As an aid to mega-widget builders and debuggers, an new subcommand of winfo has been added:
winfo container window_pathname.This command returns the empty string if the specified window is not in a container. If the window is a container, window_pathname is returned. Finally, if window_pathname is a sub-component of a mega-widget, then the name of its nearest enclosing container is returned.
The final modification to Tk is in the focus command. The
focus options that return window names (e.g. focus
and
focus -lastfor
) now report the outermost container for the widget
that has the focus. This brings the behavior of mega-widgets in line
with native widgets. Focus will not report a sub-window name
that should be hidden from the user. The new command:
focus -container container_namecan be used to determine the actual sub-window within a megawidget that has the focus, by returning the outermost container (or native widget) that is inside container_name.
This mega-widget extension is implemented by adding two new flags to the Tk window structure, an is_container flag and an is_contained_in flag. The event rewriting and propagation only occurs if the is_contained_in flag is set, so there is no performance penalty if mega-widgets are not used. The entire extension is about 200 lines of C code which implements five functions: the recursive binding dispatch, the event rewriting, the new frame command option, changes to the focus command, and the implementation of winfo container.

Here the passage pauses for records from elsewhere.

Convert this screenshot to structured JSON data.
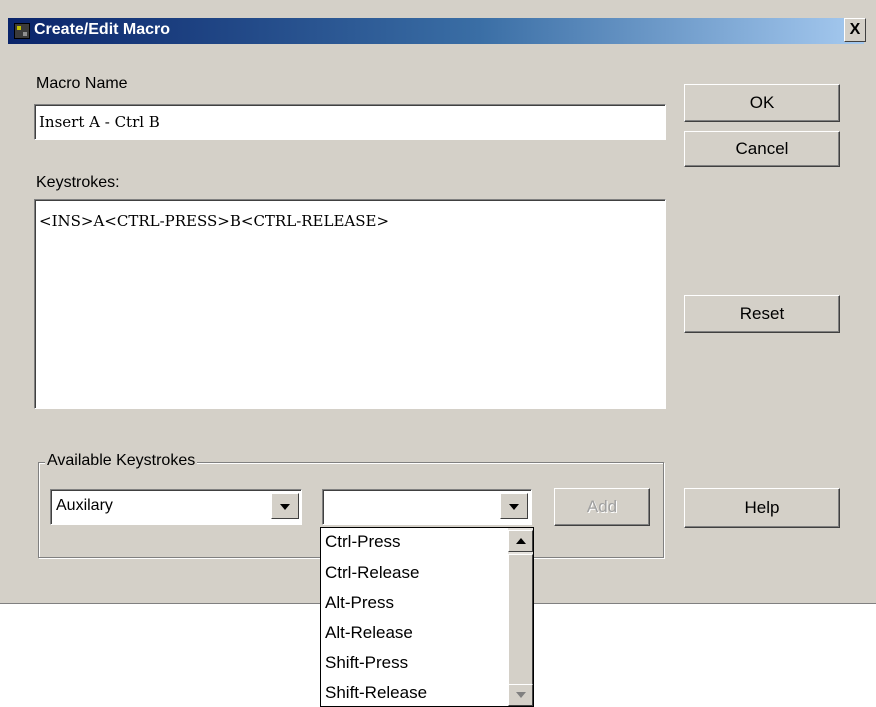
{
  "window": {
    "title": "Create/Edit Macro",
    "close_glyph": "X"
  },
  "macro_name": {
    "label": "Macro Name",
    "value": "Insert A - Ctrl B"
  },
  "keystrokes": {
    "label": "Keystrokes:",
    "value": "<INS>A<CTRL-PRESS>B<CTRL-RELEASE>"
  },
  "buttons": {
    "ok": "OK",
    "cancel": "Cancel",
    "reset": "Reset",
    "help": "Help",
    "add": "Add"
  },
  "available": {
    "legend": "Available Keystrokes",
    "category_selected": "Auxilary",
    "keystroke_selected": "",
    "options": [
      "Ctrl-Press",
      "Ctrl-Release",
      "Alt-Press",
      "Alt-Release",
      "Shift-Press",
      "Shift-Release"
    ]
  },
  "icons": {
    "app": "macro-app-icon",
    "close": "close-icon",
    "dropdown": "chevron-down-icon"
  }
}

Two C interfaces are provided to set and query the new state bits.
We have made small changes to the Tk core that enables mega-widgets to behave indistinguishably from native widgets. This change permits some platforms to implement native look and feel using system widgets, and other platforms to implement the same functionality with mega-widgets. Scripts will be able to run unchanged with either type of widget, with no code changes required.
Ken Corey created the prototype implementation, and Scott Stanton helped winnow the changes to TK to the smallest number that still do the job.